While on my way to the next temple, I saw numerous Siva lingas made out of small boulders. I had made friends with a small squirrel who had followed me along the way. The temple of Lord Vishnu, Vithalla temple is the most well known temple at Hampi. The pillared halls and the impressively carved stone chariot of this UNESCO recognized World Heritage Site simply took my breath away. Its stone wheels, each shaped in the form of a lotus, were capable of revolving and in front of the chariot were two elephants, carved and positioned as if pulling the chariot. It was amazing to hear distinct musical noted from each of the pillars. Intricate sculpturing and ornate pillars depicting war scenes, wedding scenes and diverse dance mudras reflected the culture and prosperity of the city while representing the radiant creativity of the artists of the 15th century. A bare-branched old spooky tree at the back of the temple provided a quaint flavour to the premise.

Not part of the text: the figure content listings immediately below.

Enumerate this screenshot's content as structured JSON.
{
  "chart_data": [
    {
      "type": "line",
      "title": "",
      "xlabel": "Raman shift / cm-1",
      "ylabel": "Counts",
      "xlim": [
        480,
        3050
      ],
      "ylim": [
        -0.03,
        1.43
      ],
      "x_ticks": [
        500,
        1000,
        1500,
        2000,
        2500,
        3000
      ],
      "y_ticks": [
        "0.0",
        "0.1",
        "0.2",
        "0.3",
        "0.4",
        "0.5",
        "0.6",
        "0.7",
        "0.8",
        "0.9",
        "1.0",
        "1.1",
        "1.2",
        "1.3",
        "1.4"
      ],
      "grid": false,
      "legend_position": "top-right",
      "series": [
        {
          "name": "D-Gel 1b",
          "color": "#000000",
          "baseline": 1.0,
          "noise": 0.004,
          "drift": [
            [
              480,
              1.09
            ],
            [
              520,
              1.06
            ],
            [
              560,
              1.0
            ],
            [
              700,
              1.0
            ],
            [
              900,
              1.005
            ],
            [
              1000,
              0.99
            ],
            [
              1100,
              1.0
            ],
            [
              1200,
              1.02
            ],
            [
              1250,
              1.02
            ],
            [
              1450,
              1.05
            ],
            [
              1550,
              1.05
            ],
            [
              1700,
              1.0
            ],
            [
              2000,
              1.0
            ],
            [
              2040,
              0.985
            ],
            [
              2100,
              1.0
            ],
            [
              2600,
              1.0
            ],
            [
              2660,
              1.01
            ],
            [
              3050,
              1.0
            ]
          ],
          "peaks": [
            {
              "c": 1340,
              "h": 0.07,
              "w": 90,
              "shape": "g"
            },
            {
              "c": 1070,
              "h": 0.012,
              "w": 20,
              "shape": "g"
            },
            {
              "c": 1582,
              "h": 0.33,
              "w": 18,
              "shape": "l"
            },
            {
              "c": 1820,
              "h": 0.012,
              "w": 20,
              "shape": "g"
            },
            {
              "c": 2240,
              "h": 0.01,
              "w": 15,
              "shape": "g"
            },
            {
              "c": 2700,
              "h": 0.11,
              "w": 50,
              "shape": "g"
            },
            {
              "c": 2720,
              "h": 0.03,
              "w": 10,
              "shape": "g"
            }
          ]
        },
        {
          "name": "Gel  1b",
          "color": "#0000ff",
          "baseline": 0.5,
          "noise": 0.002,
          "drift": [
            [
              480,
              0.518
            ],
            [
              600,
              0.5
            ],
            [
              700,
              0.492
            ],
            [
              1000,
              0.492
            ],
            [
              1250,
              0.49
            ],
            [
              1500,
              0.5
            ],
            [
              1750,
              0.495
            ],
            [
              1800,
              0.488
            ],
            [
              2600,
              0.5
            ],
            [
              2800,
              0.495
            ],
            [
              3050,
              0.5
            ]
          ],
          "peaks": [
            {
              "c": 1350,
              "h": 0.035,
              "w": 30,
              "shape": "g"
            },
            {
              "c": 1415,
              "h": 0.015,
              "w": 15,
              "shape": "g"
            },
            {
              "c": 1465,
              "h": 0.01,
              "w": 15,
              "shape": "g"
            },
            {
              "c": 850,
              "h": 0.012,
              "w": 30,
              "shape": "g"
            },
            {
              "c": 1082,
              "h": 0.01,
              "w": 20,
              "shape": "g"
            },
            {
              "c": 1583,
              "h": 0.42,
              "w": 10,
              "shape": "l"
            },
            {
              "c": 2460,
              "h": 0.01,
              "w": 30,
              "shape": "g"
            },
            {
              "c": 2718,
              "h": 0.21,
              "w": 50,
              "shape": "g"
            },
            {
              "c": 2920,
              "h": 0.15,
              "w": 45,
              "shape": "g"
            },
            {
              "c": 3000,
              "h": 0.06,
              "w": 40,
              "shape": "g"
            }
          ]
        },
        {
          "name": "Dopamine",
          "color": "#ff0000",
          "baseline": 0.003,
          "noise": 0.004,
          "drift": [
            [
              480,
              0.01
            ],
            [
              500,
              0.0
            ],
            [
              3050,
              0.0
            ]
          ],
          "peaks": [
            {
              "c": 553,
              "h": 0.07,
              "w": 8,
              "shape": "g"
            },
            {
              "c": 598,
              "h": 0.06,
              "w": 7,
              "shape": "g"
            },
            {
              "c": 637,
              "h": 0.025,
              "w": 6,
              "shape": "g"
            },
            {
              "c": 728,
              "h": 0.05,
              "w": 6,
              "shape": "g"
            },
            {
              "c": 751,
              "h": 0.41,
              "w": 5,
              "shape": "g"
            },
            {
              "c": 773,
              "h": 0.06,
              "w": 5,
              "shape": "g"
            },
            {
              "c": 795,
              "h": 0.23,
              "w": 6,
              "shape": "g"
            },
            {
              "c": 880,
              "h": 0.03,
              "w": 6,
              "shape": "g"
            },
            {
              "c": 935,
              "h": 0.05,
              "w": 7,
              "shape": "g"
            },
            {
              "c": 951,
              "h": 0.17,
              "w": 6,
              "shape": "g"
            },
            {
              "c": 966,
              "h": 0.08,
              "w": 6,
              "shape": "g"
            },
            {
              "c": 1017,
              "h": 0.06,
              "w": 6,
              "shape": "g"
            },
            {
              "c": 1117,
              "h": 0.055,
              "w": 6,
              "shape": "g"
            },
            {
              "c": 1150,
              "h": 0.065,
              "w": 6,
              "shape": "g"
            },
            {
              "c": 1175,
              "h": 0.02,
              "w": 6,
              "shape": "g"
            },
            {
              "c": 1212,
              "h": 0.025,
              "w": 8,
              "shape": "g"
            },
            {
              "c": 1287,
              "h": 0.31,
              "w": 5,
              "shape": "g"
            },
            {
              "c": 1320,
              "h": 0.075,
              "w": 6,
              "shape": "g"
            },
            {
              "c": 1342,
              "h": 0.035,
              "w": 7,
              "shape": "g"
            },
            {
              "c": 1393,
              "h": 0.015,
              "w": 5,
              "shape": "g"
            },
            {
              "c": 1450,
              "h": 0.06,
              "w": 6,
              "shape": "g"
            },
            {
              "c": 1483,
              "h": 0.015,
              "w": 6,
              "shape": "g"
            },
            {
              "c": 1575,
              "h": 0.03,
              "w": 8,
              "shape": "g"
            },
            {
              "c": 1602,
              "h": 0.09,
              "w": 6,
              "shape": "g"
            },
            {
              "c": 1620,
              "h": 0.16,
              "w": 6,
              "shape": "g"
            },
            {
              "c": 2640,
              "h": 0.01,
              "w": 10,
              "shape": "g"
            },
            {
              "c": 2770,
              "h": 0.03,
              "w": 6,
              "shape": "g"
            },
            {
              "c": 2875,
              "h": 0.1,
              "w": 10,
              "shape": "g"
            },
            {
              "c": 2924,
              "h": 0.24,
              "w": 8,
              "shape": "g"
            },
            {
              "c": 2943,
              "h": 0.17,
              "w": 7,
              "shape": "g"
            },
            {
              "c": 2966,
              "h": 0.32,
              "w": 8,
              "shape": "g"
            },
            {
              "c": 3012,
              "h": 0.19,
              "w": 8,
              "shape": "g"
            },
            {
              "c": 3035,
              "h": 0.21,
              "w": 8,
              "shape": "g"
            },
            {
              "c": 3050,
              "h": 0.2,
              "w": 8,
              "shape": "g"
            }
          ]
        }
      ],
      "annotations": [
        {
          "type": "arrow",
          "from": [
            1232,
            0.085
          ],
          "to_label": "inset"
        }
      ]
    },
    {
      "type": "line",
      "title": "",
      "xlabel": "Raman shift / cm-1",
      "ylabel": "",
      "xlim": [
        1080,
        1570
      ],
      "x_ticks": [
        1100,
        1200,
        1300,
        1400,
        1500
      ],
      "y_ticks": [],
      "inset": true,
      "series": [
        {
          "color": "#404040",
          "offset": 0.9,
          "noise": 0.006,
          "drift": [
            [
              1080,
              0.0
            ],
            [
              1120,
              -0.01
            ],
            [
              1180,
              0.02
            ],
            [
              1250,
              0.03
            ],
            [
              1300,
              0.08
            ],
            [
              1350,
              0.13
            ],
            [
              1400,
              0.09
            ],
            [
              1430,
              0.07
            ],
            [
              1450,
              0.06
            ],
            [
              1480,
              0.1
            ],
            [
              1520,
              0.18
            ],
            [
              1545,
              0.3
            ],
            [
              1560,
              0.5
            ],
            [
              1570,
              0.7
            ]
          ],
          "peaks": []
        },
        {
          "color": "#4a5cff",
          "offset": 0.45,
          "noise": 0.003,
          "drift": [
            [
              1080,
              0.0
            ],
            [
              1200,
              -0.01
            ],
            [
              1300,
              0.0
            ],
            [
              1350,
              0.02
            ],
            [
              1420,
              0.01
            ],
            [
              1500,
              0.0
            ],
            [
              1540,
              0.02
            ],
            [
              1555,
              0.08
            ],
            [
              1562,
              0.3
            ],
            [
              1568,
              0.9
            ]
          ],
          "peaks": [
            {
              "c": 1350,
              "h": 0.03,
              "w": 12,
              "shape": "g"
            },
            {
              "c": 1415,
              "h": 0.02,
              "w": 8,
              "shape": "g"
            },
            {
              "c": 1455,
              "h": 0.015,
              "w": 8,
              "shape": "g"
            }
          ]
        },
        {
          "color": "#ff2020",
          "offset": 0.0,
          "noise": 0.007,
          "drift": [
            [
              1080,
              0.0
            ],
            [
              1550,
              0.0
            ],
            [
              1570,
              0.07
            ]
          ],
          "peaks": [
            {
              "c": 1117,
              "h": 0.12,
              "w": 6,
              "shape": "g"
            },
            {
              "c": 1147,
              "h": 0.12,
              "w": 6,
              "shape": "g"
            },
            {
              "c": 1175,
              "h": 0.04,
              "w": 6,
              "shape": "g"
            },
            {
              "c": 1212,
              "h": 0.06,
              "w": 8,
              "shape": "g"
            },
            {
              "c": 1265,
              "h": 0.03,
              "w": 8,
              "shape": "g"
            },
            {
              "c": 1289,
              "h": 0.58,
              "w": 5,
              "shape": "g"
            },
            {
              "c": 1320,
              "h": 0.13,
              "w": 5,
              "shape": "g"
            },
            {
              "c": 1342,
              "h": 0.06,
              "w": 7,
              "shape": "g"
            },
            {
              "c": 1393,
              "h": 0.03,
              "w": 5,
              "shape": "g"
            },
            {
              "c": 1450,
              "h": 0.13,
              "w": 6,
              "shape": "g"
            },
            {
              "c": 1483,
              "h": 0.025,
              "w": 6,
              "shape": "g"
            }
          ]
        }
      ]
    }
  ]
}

Close to the Vithalla temple was the Tula Bhara or the King’s Balance which I was very excited to see. Here the king used to weigh himself with gold, gems, silver and precious stones and distribute to the priests. From far this balance seemed like an archway. But on close observation I saw three loops at the top from which balance was actually hung. I managed to spend the later half of the day at the Lotus Mahal and the big elephant stables. The Lotus Mahal was the palace of the queen which had pretty arched gateways and elements of Islamic architecture.
The sun was about to set and I quickly headed out to the nearby Hemkutha hill to witness the sundown. As hues of orange turned purple, an enterprising chaiwallah who had carried his tea-making-gear all the way up to the hill-top offered to make me some tea. After a steaming cup of tea I walked unhurriedly downhill savouring the beauty of the river and the rocky terrain surrounding it. I noticed during the descent that it was an excellent place for bird watching. I spotted doves, some magpie robins, plenty of parakeets and many mynahs. After watching skies turn crimson after the sun disappeared beyond the distant hills, I walked down to see a Ganesha statue lit up nicely between an assembly of pillars.
Witnessing a fascinating blend of Siva, Vishnu and Rama temples, a tradesmen bazaar, horse and elephant stables, open air theatre, water tanks, step wells, soldier barracks and small and big palaces, I was sure that walled city of Hampi was truly one of the most majestic cities of the times.